The models were selected for the contributions they make to the community as educators, activists, business women and artists.

Clothed and painted in the traditions of ancient Hawaii and placed in natural settings, the strength of spirit evinced by all of Natalie's models reaches out to the viewer. Although her work is aesthetically pleasing, these are not just pretty pictures.

"My whole thing is really to get Native Hawaiian women back into their culture," she said. The Jensens plan to take the show through the state and to the West Coast. Native Hawaiian women on the mainland are "clueless" about their culture, said Natalie.

"I want them to realize we didn't just have hula."

In keeping with the family's "art with a message" philosophy, proceeds from the Daughters of Haumea project, both the exhibit and the book, will go to develop a program to meet the needs of Hawaiian women and children in crisis.

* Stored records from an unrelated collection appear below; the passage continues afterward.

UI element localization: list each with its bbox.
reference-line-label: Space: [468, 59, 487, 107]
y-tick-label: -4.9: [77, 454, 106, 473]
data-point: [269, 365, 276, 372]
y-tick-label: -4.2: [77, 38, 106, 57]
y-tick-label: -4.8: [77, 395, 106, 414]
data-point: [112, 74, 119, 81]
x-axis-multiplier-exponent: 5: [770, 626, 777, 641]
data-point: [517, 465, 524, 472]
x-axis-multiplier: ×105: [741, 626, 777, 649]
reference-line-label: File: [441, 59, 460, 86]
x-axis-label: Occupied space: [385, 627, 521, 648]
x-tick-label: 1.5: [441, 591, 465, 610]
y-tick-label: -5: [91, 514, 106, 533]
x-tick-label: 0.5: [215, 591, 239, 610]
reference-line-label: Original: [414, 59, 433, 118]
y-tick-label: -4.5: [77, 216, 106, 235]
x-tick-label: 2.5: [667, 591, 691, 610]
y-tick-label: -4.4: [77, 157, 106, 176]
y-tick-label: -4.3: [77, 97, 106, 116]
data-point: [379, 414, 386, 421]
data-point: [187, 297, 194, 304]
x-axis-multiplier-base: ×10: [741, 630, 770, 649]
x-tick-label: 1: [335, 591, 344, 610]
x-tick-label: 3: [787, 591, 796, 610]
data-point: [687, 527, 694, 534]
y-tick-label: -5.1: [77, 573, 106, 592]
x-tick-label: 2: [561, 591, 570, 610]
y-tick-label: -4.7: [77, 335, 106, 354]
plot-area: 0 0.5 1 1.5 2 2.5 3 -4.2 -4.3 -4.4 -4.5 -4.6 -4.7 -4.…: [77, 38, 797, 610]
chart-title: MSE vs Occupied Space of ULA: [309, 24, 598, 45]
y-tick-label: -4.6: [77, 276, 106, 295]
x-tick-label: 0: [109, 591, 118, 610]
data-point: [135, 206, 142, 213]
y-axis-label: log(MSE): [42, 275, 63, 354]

"In old Hawaii, women and children were not abused," said Natalie, who believes disconnection from the culture is behind much of the domestic abuse among Native Hawaiians. Women were considered sacred because of their child-bearing ability; men were women's shields, she said. "They knew without the women there would not be men."

"(The exhibit) goes beyond just what is appears to be," said Lucia. "Art is a powerful means to express a message."

Daughters of Haumea

Bullet What: Exhibit of photographs by Natalie Mahina Jensen and sculptures by Rocky Ka'iouliokahihikolo 'Ehu Jensen with text by Lucia Tarallo Jensen. Presented by Hale Naua III Society of Hawaiian Arts
Bullet Where: Ramsay Galleries, 1128 Smith St.